The actor then asked the 17-year-old to strip down to her bikini, she said, and do a catwalk around the room. Before long, he approached her and asked her to act out an erotic scene “to get a sense of our chemistry,” she recalled him saying.
“I felt uncomfortable because I was in my bikini and I shyly expressed this,” she said. “However, instead of respecting my boundaries, Steven slipped his hand underneath my bikini top and began pinching my nipples.”
She said he “simultaneously” slid his hand across her vaginal area, “which was only meagerly covered.”
“I quickly yelled that this audition is over and began gathering my things,” she said.
Despite Dadis appearing “noticeably upset and terrified by the experience,” she said, Seagal sat calmly “as if nothing had happened.”
She said the security guard was standing, blocking the doorway, and “only moved when Steven motioned for him to do so.”
“I left feeling horrified and totally violated,” Dadis said.
Just as with Simons, Dadis said Seagal tried reaching out to her multiple times after the incident but she also rejected his attempts.
Feeling scared and blaming herself, Dadis said she didn’t tell anyone about the incident at first.
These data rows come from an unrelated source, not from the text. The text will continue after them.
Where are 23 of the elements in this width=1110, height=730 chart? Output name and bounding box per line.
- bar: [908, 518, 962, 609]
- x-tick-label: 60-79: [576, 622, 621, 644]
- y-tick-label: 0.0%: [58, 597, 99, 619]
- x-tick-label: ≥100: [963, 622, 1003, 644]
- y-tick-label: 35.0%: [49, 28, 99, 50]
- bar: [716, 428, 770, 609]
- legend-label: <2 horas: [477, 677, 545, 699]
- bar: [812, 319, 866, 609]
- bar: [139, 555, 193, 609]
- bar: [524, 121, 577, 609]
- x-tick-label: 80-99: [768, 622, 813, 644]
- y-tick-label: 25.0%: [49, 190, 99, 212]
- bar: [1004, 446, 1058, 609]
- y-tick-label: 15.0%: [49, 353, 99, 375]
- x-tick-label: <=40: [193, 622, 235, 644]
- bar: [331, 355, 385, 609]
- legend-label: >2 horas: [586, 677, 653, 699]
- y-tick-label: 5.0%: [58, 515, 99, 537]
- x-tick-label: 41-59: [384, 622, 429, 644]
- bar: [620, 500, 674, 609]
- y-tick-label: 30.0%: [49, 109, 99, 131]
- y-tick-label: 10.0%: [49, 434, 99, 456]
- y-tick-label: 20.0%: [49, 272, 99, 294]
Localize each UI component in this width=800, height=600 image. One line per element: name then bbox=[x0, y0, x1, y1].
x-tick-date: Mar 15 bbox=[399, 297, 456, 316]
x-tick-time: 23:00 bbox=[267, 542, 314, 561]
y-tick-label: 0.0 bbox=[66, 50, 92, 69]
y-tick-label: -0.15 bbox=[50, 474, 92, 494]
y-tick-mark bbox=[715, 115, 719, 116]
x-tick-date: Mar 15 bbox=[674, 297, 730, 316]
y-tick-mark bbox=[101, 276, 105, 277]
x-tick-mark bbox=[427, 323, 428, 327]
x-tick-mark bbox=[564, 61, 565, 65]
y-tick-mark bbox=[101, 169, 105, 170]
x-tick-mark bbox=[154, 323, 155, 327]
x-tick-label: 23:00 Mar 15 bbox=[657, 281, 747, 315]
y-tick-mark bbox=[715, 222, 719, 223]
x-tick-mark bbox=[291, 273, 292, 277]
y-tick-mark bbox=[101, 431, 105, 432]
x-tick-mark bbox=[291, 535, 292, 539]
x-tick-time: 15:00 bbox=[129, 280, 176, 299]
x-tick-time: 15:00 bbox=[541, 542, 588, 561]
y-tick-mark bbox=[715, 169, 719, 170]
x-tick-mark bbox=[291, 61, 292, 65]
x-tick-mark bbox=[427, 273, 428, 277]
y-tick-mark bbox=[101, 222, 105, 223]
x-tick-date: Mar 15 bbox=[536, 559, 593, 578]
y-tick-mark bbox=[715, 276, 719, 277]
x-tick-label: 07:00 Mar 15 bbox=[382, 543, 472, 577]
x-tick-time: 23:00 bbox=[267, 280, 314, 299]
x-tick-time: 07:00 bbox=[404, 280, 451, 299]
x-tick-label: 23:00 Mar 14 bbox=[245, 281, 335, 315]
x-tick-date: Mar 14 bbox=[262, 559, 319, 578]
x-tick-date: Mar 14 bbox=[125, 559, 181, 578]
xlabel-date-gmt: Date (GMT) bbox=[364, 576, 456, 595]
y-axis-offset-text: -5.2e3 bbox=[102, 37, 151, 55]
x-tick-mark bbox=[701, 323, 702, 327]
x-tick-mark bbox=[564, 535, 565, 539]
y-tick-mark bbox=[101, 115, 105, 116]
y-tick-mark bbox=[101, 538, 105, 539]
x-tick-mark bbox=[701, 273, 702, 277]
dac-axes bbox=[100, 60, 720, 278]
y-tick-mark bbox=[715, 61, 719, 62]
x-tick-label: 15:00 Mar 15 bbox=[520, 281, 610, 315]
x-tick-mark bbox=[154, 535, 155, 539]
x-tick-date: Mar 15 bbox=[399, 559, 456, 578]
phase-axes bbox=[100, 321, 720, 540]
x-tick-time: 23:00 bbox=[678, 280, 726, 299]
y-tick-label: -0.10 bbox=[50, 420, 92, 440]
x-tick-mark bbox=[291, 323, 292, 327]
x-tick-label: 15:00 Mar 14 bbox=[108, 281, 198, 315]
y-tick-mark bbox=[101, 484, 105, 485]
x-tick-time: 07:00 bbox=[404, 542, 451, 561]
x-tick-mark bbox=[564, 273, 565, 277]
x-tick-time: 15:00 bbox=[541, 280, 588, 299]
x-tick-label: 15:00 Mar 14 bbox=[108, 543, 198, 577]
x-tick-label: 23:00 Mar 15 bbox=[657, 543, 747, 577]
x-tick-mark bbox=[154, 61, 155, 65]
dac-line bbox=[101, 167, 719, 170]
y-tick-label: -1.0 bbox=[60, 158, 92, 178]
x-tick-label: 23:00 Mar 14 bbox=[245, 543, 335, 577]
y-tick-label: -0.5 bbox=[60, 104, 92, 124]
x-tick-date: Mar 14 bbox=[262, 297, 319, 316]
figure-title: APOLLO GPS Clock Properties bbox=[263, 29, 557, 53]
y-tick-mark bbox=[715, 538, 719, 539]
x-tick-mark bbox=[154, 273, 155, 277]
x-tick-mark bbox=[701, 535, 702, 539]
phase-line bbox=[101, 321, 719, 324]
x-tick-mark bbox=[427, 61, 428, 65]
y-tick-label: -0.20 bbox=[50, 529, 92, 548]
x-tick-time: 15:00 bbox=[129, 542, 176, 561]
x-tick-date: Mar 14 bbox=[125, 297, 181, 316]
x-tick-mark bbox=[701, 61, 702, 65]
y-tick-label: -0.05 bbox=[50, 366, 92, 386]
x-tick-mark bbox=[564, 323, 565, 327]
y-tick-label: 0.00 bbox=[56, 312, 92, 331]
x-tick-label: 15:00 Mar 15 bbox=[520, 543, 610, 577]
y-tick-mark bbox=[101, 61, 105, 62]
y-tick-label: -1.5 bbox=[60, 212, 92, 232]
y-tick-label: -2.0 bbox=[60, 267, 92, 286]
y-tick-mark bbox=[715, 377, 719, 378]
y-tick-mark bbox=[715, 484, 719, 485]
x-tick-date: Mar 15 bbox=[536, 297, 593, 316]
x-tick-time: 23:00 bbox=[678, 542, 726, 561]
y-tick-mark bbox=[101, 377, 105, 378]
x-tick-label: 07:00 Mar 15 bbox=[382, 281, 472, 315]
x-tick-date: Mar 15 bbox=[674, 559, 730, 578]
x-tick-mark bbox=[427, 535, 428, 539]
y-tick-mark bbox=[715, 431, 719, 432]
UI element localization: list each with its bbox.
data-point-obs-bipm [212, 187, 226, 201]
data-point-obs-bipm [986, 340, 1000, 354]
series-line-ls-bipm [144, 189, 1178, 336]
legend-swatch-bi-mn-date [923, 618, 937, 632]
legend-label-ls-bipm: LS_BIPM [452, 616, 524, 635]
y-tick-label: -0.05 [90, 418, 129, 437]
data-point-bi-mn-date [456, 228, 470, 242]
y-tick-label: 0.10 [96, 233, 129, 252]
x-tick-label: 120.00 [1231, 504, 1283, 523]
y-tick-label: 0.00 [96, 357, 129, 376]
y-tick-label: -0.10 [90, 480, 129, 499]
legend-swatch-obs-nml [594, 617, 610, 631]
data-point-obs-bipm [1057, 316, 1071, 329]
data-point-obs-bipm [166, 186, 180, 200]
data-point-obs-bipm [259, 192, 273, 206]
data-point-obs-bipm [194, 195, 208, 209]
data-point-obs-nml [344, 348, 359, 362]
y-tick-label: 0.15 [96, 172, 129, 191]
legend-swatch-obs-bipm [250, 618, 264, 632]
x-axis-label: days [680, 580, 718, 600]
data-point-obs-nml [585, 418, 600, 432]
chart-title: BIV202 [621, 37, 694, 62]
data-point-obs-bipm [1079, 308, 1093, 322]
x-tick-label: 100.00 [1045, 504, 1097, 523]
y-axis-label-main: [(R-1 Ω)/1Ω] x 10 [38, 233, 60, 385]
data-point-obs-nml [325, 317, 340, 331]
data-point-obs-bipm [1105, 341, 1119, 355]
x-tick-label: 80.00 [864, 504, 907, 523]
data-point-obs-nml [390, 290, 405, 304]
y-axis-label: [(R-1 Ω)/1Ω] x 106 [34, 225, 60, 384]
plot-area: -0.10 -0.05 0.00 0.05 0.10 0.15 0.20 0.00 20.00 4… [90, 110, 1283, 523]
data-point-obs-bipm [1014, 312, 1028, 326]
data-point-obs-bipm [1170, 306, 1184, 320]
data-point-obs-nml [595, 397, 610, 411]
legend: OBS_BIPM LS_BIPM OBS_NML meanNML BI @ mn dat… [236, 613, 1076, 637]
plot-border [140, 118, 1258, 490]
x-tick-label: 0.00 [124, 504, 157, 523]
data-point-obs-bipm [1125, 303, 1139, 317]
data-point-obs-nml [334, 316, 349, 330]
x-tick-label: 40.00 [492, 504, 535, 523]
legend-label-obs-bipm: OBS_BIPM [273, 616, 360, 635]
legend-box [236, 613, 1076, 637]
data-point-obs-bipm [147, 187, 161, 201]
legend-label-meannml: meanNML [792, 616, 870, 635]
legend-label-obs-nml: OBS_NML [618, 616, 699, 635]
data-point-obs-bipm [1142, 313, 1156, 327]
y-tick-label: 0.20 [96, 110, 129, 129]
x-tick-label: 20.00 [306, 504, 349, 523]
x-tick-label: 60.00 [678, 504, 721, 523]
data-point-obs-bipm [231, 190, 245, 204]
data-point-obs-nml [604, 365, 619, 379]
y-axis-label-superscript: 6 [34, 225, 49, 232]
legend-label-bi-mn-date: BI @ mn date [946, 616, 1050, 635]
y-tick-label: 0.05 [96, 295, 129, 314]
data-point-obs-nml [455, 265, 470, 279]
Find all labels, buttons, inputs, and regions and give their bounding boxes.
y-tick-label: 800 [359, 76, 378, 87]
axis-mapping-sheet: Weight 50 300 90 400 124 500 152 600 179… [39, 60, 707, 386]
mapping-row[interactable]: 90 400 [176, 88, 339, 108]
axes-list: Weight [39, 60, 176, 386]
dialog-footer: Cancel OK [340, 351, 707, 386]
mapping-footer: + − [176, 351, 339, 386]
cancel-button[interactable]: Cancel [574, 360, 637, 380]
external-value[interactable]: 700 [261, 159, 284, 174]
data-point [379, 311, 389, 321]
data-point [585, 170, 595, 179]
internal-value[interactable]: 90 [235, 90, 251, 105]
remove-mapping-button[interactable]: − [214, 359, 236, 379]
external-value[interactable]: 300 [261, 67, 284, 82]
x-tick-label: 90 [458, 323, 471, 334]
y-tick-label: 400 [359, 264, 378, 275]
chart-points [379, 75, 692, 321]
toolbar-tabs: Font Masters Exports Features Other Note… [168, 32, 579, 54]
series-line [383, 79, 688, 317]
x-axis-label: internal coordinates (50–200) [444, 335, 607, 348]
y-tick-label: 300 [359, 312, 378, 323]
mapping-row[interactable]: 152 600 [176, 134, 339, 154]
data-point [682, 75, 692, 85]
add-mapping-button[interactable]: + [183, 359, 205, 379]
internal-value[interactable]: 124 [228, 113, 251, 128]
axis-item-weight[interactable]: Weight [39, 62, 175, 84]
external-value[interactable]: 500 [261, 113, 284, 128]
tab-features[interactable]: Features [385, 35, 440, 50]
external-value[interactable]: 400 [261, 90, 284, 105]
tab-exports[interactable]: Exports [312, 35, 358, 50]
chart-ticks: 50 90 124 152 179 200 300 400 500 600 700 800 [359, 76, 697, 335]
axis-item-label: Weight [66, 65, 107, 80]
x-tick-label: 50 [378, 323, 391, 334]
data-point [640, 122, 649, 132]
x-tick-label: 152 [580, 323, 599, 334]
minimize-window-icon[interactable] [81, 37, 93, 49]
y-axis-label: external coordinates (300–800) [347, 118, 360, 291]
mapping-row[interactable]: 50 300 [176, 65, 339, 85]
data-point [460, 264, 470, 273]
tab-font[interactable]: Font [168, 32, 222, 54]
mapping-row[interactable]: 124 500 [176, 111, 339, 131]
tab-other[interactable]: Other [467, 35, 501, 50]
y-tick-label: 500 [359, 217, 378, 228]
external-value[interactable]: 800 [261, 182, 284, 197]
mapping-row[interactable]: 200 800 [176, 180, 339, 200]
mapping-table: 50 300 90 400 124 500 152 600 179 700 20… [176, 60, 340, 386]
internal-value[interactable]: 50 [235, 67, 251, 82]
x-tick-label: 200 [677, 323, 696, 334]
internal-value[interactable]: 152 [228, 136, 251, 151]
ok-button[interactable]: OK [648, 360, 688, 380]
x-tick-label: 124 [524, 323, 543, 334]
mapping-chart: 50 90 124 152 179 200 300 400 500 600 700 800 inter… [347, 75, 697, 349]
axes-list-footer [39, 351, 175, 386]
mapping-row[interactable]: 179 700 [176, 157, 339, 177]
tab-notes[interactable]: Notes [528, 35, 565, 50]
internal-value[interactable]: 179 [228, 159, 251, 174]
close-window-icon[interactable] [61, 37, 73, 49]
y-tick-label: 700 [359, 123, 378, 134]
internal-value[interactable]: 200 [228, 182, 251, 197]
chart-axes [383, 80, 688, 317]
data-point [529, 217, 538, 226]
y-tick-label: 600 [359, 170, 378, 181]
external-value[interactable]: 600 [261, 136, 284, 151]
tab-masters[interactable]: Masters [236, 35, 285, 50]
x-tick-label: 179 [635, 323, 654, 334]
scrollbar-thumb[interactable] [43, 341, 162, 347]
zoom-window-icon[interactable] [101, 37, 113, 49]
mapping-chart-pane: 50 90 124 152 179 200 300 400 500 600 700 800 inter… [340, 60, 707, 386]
Over the next couple weeks, she said her family, friends and ex-boyfriend noticed a change in her before she started confiding about her experience.
While she sought therapy, she said, she did not report the incident to the Los Angeles Police Department — until now.
“I was terrified to report the incident to the police because I felt that if I did so, my career would be over,” she said, later saying she has now reported it to LAPD in hopes it may help other possible cases.
“At that time, when victims came out to accuse celebrities, very few people believed them and they were blacklisted — we were blacklisted — from the industry,” Dadis said.
Dadis has left the entertainment industry since then, and as a Ph.D. candidate in her home country of the Netherlands, it’s costing her time and money to now travel to L.A. to speak out against Seagal, she said.
“Until you experience sexual assault yourself, it is hard to explain why it may take such a long time to come public with these very disturbing experiences,” Dadis said.